Abrosimov S.S., Antonov G.I. Factors affecting in-hospital mortality after reoperations for blast traumatic brain injuries. Head and neck. Head and Neck. Russian Journal. 2025;13(4):54–62

DOI: https://doi.org/10.25792/HN.2025.13.4.54-62

Background. The proportion of combatants with severe traumatic brain injury (TBI) transferred from Role 3 to Role 5 with postoperative complications requiring repeated surgery is as high as 86%. Repeated surgical interventions increase the length of hospital stay and affect treatment outcomes. Currently, there is a lack of data on in-hospital postoperative mortality in cases of blast TBI, as well as a gap in knowledge regarding the factors that influence it.
Purpose: to analyze the factors influencing in-hospital mortality of combatants after reoperations for blast TBI.
Material and methods. A single-center retrospective study was conducted of 22 cases of in-hospital mortality among male combatants in a cohort of 125 patients who underwent reoperation for blast TBI and were treated at the A.A. Vishnevsky National Medical Research Center for High Medical Technologies in 2023–2024. The following inclusion criteria were used: age 20-50 years, blast TBI, severe TBI being the leading injury, combined non-penetrating combat trauma of other localization. Statistical analysis was performed using R 4.5.0 (The R Foundation, Austria).

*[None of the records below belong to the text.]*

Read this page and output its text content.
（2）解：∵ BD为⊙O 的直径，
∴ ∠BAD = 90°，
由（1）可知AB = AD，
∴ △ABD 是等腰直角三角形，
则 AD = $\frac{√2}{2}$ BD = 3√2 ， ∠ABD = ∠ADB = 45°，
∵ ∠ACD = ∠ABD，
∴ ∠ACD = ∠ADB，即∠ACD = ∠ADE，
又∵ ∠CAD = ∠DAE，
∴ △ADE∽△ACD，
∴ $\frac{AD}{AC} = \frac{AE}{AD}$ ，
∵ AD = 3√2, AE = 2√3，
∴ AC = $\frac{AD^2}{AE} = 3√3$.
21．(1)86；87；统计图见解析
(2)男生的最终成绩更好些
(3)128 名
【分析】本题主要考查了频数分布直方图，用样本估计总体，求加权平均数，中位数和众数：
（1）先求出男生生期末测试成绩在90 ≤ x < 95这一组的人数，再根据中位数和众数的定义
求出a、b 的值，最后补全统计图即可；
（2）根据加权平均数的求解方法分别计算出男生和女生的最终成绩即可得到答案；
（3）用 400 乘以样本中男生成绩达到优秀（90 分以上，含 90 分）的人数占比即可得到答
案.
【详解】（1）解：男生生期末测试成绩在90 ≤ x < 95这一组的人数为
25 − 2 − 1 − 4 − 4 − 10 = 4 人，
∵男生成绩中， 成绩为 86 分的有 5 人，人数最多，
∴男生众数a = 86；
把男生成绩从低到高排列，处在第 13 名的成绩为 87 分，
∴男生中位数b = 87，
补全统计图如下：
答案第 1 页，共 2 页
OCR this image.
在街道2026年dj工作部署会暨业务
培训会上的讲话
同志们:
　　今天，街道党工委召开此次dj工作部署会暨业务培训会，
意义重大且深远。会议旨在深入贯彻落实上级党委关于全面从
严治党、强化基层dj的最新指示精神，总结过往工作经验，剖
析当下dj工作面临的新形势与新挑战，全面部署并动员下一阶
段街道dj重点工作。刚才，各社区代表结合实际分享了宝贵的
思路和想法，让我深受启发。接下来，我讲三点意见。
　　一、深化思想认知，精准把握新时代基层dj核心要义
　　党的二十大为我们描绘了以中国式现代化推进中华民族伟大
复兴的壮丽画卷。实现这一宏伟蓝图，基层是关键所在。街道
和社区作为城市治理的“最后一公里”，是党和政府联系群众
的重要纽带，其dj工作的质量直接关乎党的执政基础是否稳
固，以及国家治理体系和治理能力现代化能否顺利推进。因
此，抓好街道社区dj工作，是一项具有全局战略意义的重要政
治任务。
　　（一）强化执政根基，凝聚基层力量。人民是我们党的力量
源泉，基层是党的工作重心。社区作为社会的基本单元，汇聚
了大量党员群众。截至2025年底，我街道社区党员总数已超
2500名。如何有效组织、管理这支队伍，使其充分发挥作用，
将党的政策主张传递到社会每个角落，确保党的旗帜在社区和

Results. Factors influencing in-hospital mortality after repeated surgery for blast TBI were identified. Age over 30 years was associated with a rate of increase in the risk of death after reoperation of 1.82 [95% CI: 0.66; 5.01] times. The diametric wound tract was associated with increased rate of risk of an unfavorable outcome after reoperation of 2.89 [95% CI: 1.4; 5.97] times (p = 0.009). Statistically significant (p<0.001) predictors of death after reoperation according to axial computed tomography data were midline shift more than 5 mm (OR=11.6 [95% CI: 4.21; 31.8]) and presence of subdural hematoma (OR=5.48 [95% CI: 2.99; 10.1]). A statistically significant association was noted between risk of death and the Glasgow Coma Scale score upon hospital admission (p=0.01): a decrease in the incidence of death with an increase in the score on the scale (p=0.003). Decompressive craniectomy was associated with a 3.09-fold increase (95% CI 0.97–9.85] (p=0.045), and drainage of cerebrospinal fluid spaces was associated with a 5.88-fold increase in the risk of death (95% CI 2.49–13.9] (p<0.001). Craniectomy was associated with a reduced risk of death after reoperation (p=0.024). Conclusion. Our results will contribute to the systematization of data that facilitate correct clinical decision-making and support development of standards in medical care for reoperations in combatants with severe TBI.
Keywords: reoperation, combat wounds, liquorrhea, craniectomy, infectious complications, traumatic brain injury, TBI
Conflict of interest. The authors declare that there is no conflict of interest.
Funding. This research received no specific grant from any funding agency in the public, commercial, or not-forprofit sectors.